I did format the right partition, I know them by heart now lol..and if it doesn't work well thats par for the course for me...it's almost done, so I'll see in a minute or two...thanks

iownahemi
September 23rd, 2011, 09:20 PM
Can you give us the output of the boot info script? http://bootinfoscript.sourceforge.net/


That should not make any difference to your grub problem as the "import" at installation just brings across some of your files and profiles from Windows to the /home/user in ubuntu.
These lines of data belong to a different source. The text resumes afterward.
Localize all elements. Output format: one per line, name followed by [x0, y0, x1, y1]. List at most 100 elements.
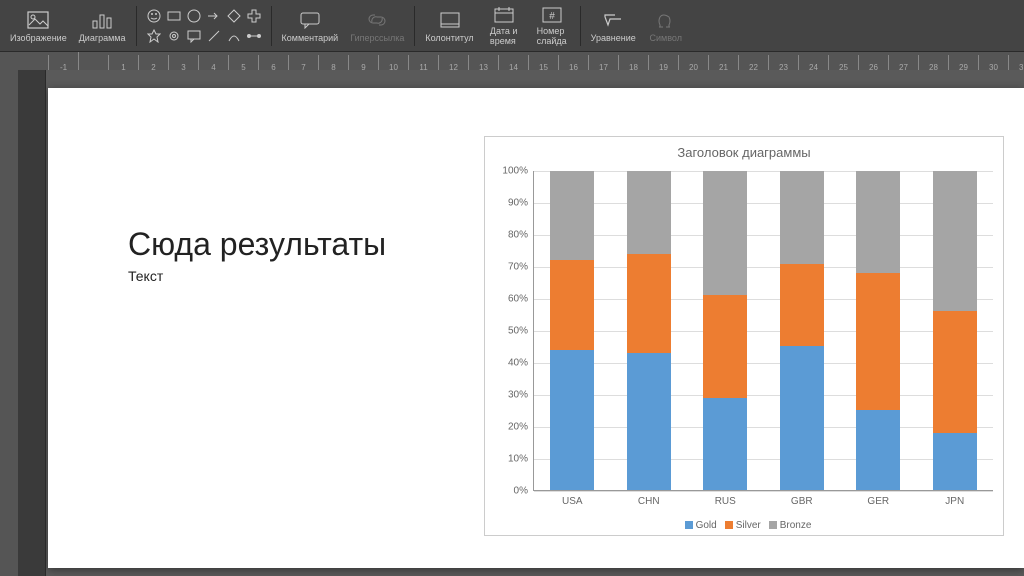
horizontal-ruler: -112345678910111213141516171819202122232… [0, 52, 1024, 70]
x-tick: CHN [638, 496, 660, 507]
symbol-icon [655, 9, 677, 31]
chart-title: Заголовок диаграммы [485, 137, 1003, 164]
bar-column: GBR [780, 171, 824, 490]
hyperlink-button: Гиперссылка [344, 2, 410, 50]
y-tick: 90% [508, 198, 528, 209]
separator [271, 6, 272, 46]
shape-arrow-icon[interactable] [205, 7, 223, 25]
shape-rect-icon[interactable] [165, 7, 183, 25]
y-tick: 80% [508, 230, 528, 241]
slide-subtitle[interactable]: Текст [128, 268, 163, 284]
separator [414, 6, 415, 46]
chart-button[interactable]: Диаграмма [73, 2, 132, 50]
hyperlink-icon [366, 9, 388, 31]
bar-segment-bronze [550, 171, 594, 260]
bar-segment-gold [856, 410, 900, 490]
bar-column: USA [550, 171, 594, 490]
vertical-ruler [0, 70, 18, 576]
y-tick: 20% [508, 422, 528, 433]
bar-column: JPN [933, 171, 977, 490]
x-tick: GBR [791, 496, 813, 507]
shape-circle-icon[interactable] [185, 7, 203, 25]
shape-connector-icon[interactable] [245, 27, 263, 45]
hyperlink-label: Гиперссылка [350, 33, 404, 43]
shape-curve-icon[interactable] [225, 27, 243, 45]
symbol-button: Символ [642, 2, 690, 50]
header-footer-button[interactable]: Колонтитул [419, 2, 479, 50]
legend-label: Gold [696, 520, 717, 531]
separator [136, 6, 137, 46]
chart[interactable]: Заголовок диаграммы 0%10%20%30%40%50%60%… [484, 136, 1004, 536]
legend-label: Silver [736, 520, 761, 531]
chart-label: Диаграмма [79, 33, 126, 43]
y-tick: 70% [508, 262, 528, 273]
chart-plot-area: 0%10%20%30%40%50%60%70%80%90%100%USACHNR… [533, 171, 993, 491]
shape-gear-icon[interactable] [165, 27, 183, 45]
symbol-label: Символ [650, 33, 682, 43]
date-time-button[interactable]: Дата ивремя [480, 2, 528, 50]
bar-column: GER [856, 171, 900, 490]
bar-segment-bronze [627, 171, 671, 254]
bar-segment-silver [550, 260, 594, 349]
image-label: Изображение [10, 33, 67, 43]
chart-legend: Gold Silver Bronze [485, 520, 1003, 531]
bar-segment-bronze [856, 171, 900, 273]
y-tick: 100% [502, 166, 528, 177]
legend-label: Bronze [780, 520, 812, 531]
header-footer-label: Колонтитул [425, 33, 473, 43]
bar-segment-silver [627, 254, 671, 353]
comment-label: Комментарий [282, 33, 339, 43]
x-tick: GER [867, 496, 889, 507]
chart-icon [91, 9, 113, 31]
hash-icon: # [541, 6, 563, 24]
bar-segment-gold [780, 346, 824, 490]
bar-segment-bronze [933, 171, 977, 311]
comment-icon [299, 9, 321, 31]
slide-title[interactable]: Сюда результаты [128, 226, 386, 263]
bar-segment-bronze [703, 171, 747, 295]
toolbar: Изображение Диаграмма Комментарий Гиперс… [0, 0, 1024, 52]
bar-segment-gold [550, 350, 594, 490]
bar-segment-gold [703, 398, 747, 491]
date-time-label: Дата ивремя [490, 26, 517, 46]
bar-column: RUS [703, 171, 747, 490]
slide-thumbnail-panel[interactable] [18, 70, 46, 576]
workspace: Сюда результаты Текст Заголовок диаграмм… [0, 70, 1024, 576]
slide-number-label: Номерслайда [537, 26, 567, 46]
y-tick: 60% [508, 294, 528, 305]
shape-smiley-icon[interactable] [145, 7, 163, 25]
shape-callout-icon[interactable] [185, 27, 203, 45]
calendar-icon [493, 6, 515, 24]
canvas-area[interactable]: Сюда результаты Текст Заголовок диаграмм… [46, 70, 1024, 576]
shapes-grid [141, 3, 267, 49]
y-tick: 40% [508, 358, 528, 369]
x-tick: RUS [715, 496, 736, 507]
shape-diamond-icon[interactable] [225, 7, 243, 25]
equation-button[interactable]: Уравнение [585, 2, 642, 50]
y-tick: 0% [514, 486, 528, 497]
bar-column: CHN [627, 171, 671, 490]
bar-segment-gold [627, 353, 671, 490]
image-icon [27, 9, 49, 31]
y-tick: 50% [508, 326, 528, 337]
bar-segment-silver [703, 295, 747, 397]
y-tick: 10% [508, 454, 528, 465]
bar-segment-bronze [780, 171, 824, 264]
image-button[interactable]: Изображение [4, 2, 73, 50]
bar-segment-silver [933, 311, 977, 432]
separator [580, 6, 581, 46]
slide[interactable]: Сюда результаты Текст Заголовок диаграмм… [48, 88, 1024, 568]
shape-line-icon[interactable] [205, 27, 223, 45]
bar-segment-gold [933, 433, 977, 490]
bar-segment-silver [780, 264, 824, 347]
shape-plus-icon[interactable] [245, 7, 263, 25]
x-tick: JPN [945, 496, 964, 507]
shape-star-icon[interactable] [145, 27, 163, 45]
bar-segment-silver [856, 273, 900, 410]
header-footer-icon [439, 9, 461, 31]
equation-label: Уравнение [591, 33, 636, 43]
x-tick: USA [562, 496, 583, 507]
equation-icon [602, 9, 624, 31]
slide-number-button[interactable]: # Номерслайда [528, 2, 576, 50]
comment-button[interactable]: Комментарий [276, 2, 345, 50]
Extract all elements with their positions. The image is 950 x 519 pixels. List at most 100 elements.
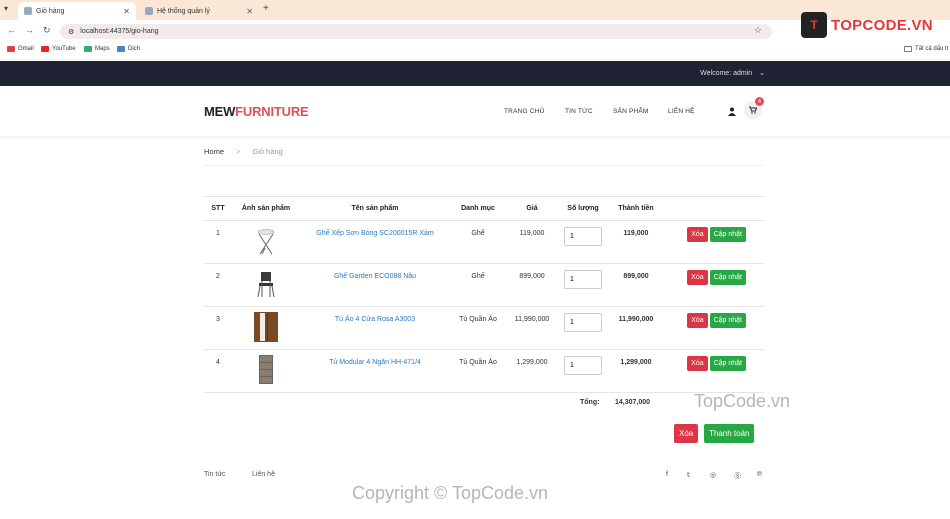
table-header-row: STT Ảnh sản phẩm Tên sản phẩm Danh mục G…	[204, 196, 764, 221]
bookmark-star-icon[interactable]: ☆	[754, 25, 762, 36]
row-stt: 4	[204, 349, 232, 393]
instagram-icon[interactable]: ◎	[710, 471, 716, 479]
table-row: 3 Tủ Áo 4 Cửa Rosa A3003 Tủ Quần Áo 11,9…	[204, 306, 764, 350]
breadcrumb: Home > Giỏ hàng	[204, 147, 283, 156]
row-subtotal: 119,000	[608, 220, 664, 264]
tab-search-icon[interactable]: ▾	[4, 4, 8, 13]
new-tab-icon[interactable]: +	[263, 3, 269, 14]
total-value: 14,307,000	[615, 399, 651, 406]
row-stt: 2	[204, 263, 232, 307]
row-stt: 3	[204, 306, 232, 350]
clear-cart-button[interactable]: Xóa	[674, 424, 699, 443]
row-price: 119,000	[506, 220, 558, 264]
row-actions: Xóa Cập nhật	[664, 220, 764, 264]
quantity-input[interactable]	[564, 356, 602, 375]
reload-icon[interactable]: ↻	[43, 25, 51, 36]
garden-chair-image	[257, 272, 275, 298]
back-icon[interactable]: ←	[7, 25, 16, 35]
table-row: 1 Ghế Xếp Sơn Bóng SC200015R Xám Ghế 119…	[204, 220, 764, 264]
nav-products[interactable]: SẢN PHẨM	[613, 108, 649, 115]
row-category: Ghế	[450, 263, 506, 307]
twitter-icon[interactable]: 𝕥	[687, 471, 690, 479]
col-header-price: Giá	[506, 196, 558, 221]
footer-link-news[interactable]: Tin tức	[204, 471, 226, 478]
forward-icon[interactable]: →	[25, 25, 34, 35]
all-bookmarks[interactable]: Tất cả dấu tr	[904, 46, 949, 52]
quantity-input[interactable]	[564, 270, 602, 289]
topcode-shield-icon: T	[801, 12, 827, 38]
col-header-quantity: Số lượng	[558, 196, 608, 221]
col-header-category: Danh mục	[450, 196, 506, 221]
tab-admin[interactable]: Hệ thống quản lý ✕	[139, 2, 259, 20]
breadcrumb-current: Giỏ hàng	[252, 147, 283, 156]
footer-link-contact[interactable]: Liên hệ	[252, 471, 275, 478]
bookmark-maps[interactable]: Maps	[84, 46, 110, 52]
watermark-site: TopCode.vn	[694, 391, 791, 411]
quantity-input[interactable]	[564, 227, 602, 246]
product-name-link[interactable]: Tủ Modular 4 Ngăn HH-471/4	[300, 349, 450, 393]
update-item-button[interactable]: Cập nhật	[709, 227, 746, 242]
nav-home[interactable]: TRANG CHỦ	[504, 108, 544, 115]
drawer-cabinet-image	[259, 355, 273, 384]
divider	[204, 165, 763, 166]
watermark-copyright: Copyright © TopCode.vn	[352, 483, 549, 503]
row-actions: Xóa Cập nhật	[664, 263, 764, 307]
pinterest-icon[interactable]: ℗	[757, 471, 762, 478]
col-header-actions	[664, 196, 764, 221]
update-item-button[interactable]: Cập nhật	[709, 270, 746, 285]
delete-item-button[interactable]: Xóa	[687, 227, 708, 242]
table-row: 2 Ghế Garden ECO088 Nâu Ghế 899,000 899,…	[204, 263, 764, 307]
delete-item-button[interactable]: Xóa	[687, 313, 708, 328]
checkout-button[interactable]: Thanh toán	[704, 424, 755, 443]
bookmark-translate[interactable]: Dịch	[117, 46, 140, 52]
tab-cart[interactable]: Giỏ hàng ✕	[18, 2, 136, 20]
product-image[interactable]	[232, 306, 300, 350]
product-name-link[interactable]: Ghế Garden ECO088 Nâu	[300, 263, 450, 307]
bookmark-youtube[interactable]: YouTube	[41, 46, 76, 52]
nav-news[interactable]: TIN TỨC	[565, 108, 593, 115]
row-subtotal: 1,299,000	[608, 349, 664, 393]
row-price: 1,299,000	[506, 349, 558, 393]
maps-icon	[84, 46, 92, 52]
delete-item-button[interactable]: Xóa	[687, 270, 708, 285]
quantity-input[interactable]	[564, 313, 602, 332]
user-icon[interactable]	[728, 107, 736, 118]
delete-item-button[interactable]: Xóa	[687, 356, 708, 371]
col-header-subtotal: Thành tiền	[608, 196, 664, 221]
row-price: 899,000	[506, 263, 558, 307]
topcode-logo: T TOPCODE.VN	[801, 12, 933, 38]
product-image[interactable]	[232, 263, 300, 307]
account-dropdown[interactable]: Welcome: admin ⌄	[700, 69, 765, 77]
bookmark-gmail[interactable]: Gmail	[7, 46, 34, 52]
product-image[interactable]	[232, 349, 300, 393]
close-icon[interactable]: ✕	[123, 7, 130, 16]
update-item-button[interactable]: Cập nhật	[709, 356, 746, 371]
row-category: Ghế	[450, 220, 506, 264]
row-subtotal: 899,000	[608, 263, 664, 307]
nav-contact[interactable]: LIÊN HỆ	[668, 108, 695, 115]
url-text: localhost:44375/gio-hang	[80, 28, 159, 35]
site-logo[interactable]: MEWFURNITURE	[204, 104, 309, 119]
col-header-stt: STT	[204, 196, 232, 221]
url-input[interactable]: ⚙ localhost:44375/gio-hang	[60, 24, 772, 39]
row-actions: Xóa Cập nhật	[664, 349, 764, 393]
table-row: 4 Tủ Modular 4 Ngăn HH-471/4 Tủ Quần Áo …	[204, 349, 764, 393]
breadcrumb-home[interactable]: Home	[204, 147, 224, 156]
row-category: Tủ Quần Áo	[450, 306, 506, 350]
folding-chair-image	[257, 229, 275, 255]
page-favicon-icon	[24, 7, 32, 15]
breadcrumb-separator: >	[236, 147, 241, 156]
youtube-icon	[41, 46, 49, 52]
product-name-link[interactable]: Tủ Áo 4 Cửa Rosa A3003	[300, 306, 450, 350]
skype-icon[interactable]: Ⓢ	[734, 471, 741, 481]
product-name-link[interactable]: Ghế Xếp Sơn Bóng SC200015R Xám	[300, 220, 450, 264]
bookmarks-bar	[0, 42, 950, 60]
close-icon[interactable]: ✕	[246, 7, 253, 16]
update-item-button[interactable]: Cập nhật	[709, 313, 746, 328]
topcode-logo-text: TOPCODE.VN	[831, 16, 933, 34]
site-info-icon[interactable]: ⚙	[68, 28, 74, 36]
total-label: Tổng:	[580, 399, 600, 406]
facebook-icon[interactable]: f	[666, 471, 668, 478]
gmail-icon	[7, 46, 15, 52]
product-image[interactable]	[232, 220, 300, 264]
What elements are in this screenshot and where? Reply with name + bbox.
I hope you formatted the right partition!

You were right as I thought you would be, so where do I type that in?
Sorry I'm such a noob, I really appreciate your help

Mark Phelps
September 23rd, 2011, 09:33 PM
What you SHOULD be able to do is boot into Ubuntu, open a terminal and enter "sudo update-grub". That will search for the OSs and kernels on your drive. Watch as it enumerates what it finds. You should see something like "Windows 7 Loader on ...".

If you see that in the list, when you reboot, you will be presented with a GRUB menu, from which you can choose your OS.

madjr
September 23rd, 2011, 09:33 PM
you can also try Boot-Repair

https://help.ubuntu.com/community/Boot-Repair

but with boot info script you will know exactly where the problem was.

iownahemi
September 23rd, 2011, 09:40 PM
What you SHOULD be able to do is boot into Ubuntu, open a terminal and enter "sudo update-grub". That will search for the OSs and kernels on your drive. Watch as it enumerates what it finds. You should see something like "Windows 7 Loader on ...".

If you see that in the list, when you reboot, you will be presented with a GRUB menu, from which you can choose your OS.

Did it and I found it ,it's on sda 1, so now close all windows and reboot??

iownahemi
September 23rd, 2011, 09:43 PM
What you SHOULD be able to do is boot into Ubuntu, open a terminal and enter "sudo update-grub". That will search for the OSs and kernels on your drive. Watch as it enumerates what it finds. You should see something like "Windows 7 Loader on ...".

If you see that in the list, when you reboot, you will be presented with a GRUB menu, from which you can choose your OS.


Generating grub.cfg ...
Found linux image: /boot/vmlinuz-2.6.38-8-generic
Found initrd image: /boot/initrd.img-2.6.38-8-generic
Found memtest86+ image: /boot/memtest86+.bin
Found Windows 7 (loader) on /dev/sda1
Found Windows Vista (loader) on /dev/sda3

This is what it shows
I had updated Vista to windows 7 thats why it's showing

aura7
September 23rd, 2011, 09:45 PM
Boot Repair is the best option else you also try Rescatux

http://www.supergrubdisk.org/rescatux/

iownahemi
September 23rd, 2011, 09:51 PM
Thanks for your help..I'm downloading boot repair now, we will see what happens
thanks again for the help!!

Mark Phelps
September 24th, 2011, 06:29 PM
Don't know how good a job rescatux will do on a Win7 boot. never tried it.

What is more likely to work is an actual Win7 Repair CD -- which you can now obtain from the link below:

http://neosmart.net/blog/2009/windows-7-system-repair-discs/

Be advised though, that you have to PURCHASE these now, as they are no longer offered for free.

Had you used the Backup feature in Win7 when it worked, you could have created and burned such a CD for free.